Stockholm, capital of Sweden, is a very well regarded city with a strong economy, extensive public transportation, environmental proclivity, vast culture, and a growing population. In charge of making the city run smoothly and forward is Stockholms Stadshus AB which manages Stockholms Stad (City of Stockholm) through “14 district administrations responsible for the majority of municipal services, 15 technical departments and 16 companies” that employ over 39,000 people working on everything from the port of Stockholm to the city museum to the water company. Recently, the city introduced a revised and unified identity designed by Essen International.
Our rebranding for Stockholms stad was initiated by the need to coherently communicate a wide range of offerings, everything from world museums to scavenging. Stockholm is taking a giant leap forward, fueling its progress with the help of one strong vision, identity and statement. Stockholm is truly becoming the Capital of Scandinavia.
The updated brand is flexible enough to support the city’s many functions and responsibilities and is orbiting around the taylor-made typeface Stockholm Type and the clarified symbol of St:Erik — the patron of Stockholm.
The city’s logo has featured the effigy of St. Erik — also appearing on its coat of arms — for some time and this latest rendition clearly marks he is not going anywhere. While his portrait remains the same from the previous version, everything around him has changed. Gone is the antiquated serif previously surrounding him (literally) and in its place is a new, custom sans serif with the look and feel of contemporary design. A heavily geometric typeface that looks like a lot of others of its kind but with a couple of interesting hints of unique flavor like the lowercase “a”, “b”, “d”, etc. where the stem cuts directly through the circle. It’s not groundbreaking typography but it’s nice, clean, and modern, which is way more than could be said about the previous logo.

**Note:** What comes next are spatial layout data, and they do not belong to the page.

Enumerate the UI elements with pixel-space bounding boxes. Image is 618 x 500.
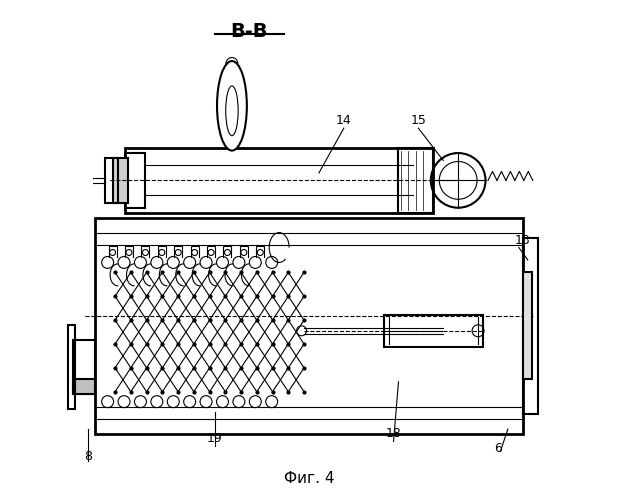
Text: 18: 18: [386, 428, 402, 440]
Bar: [523, 272, 531, 380]
Bar: [68, 324, 75, 409]
Text: В-В: В-В: [231, 22, 268, 40]
Bar: [112, 158, 127, 203]
Bar: [125, 153, 145, 208]
Bar: [523, 238, 538, 414]
Text: Фиг. 4: Фиг. 4: [284, 471, 334, 486]
Bar: [73, 340, 95, 394]
Bar: [105, 158, 117, 203]
Bar: [95, 218, 523, 434]
Ellipse shape: [217, 61, 247, 150]
Bar: [125, 148, 433, 212]
Ellipse shape: [226, 86, 238, 136]
Text: 13: 13: [515, 234, 531, 246]
Bar: [73, 380, 95, 394]
Text: 6: 6: [494, 442, 502, 456]
Text: 19: 19: [206, 432, 222, 446]
Bar: [384, 314, 483, 347]
Bar: [399, 148, 433, 212]
Text: 14: 14: [336, 114, 352, 127]
Text: 15: 15: [410, 114, 426, 127]
Text: 8: 8: [83, 450, 91, 463]
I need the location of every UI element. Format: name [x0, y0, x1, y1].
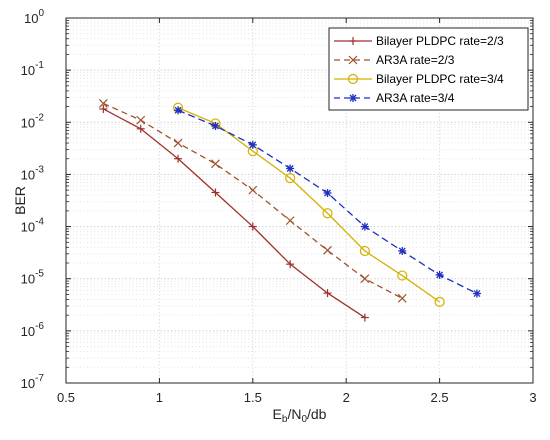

Removing the blue and yellow color palette that dominated the previous logo has opened up the identity to embrace a number of other, more vibrant colors and the St. Erik portrait works equally well in its white version on blocks of color or in black against white backgrounds. The identity isn’t so much about visual fireworks but about establishing a clear and expansive communication system for a city that, well, communicates a lot in different instances. The single typeface approach for city branding may not be the most exciting but it can be efficient and when it comes to the successful management of cities, efficiency is king.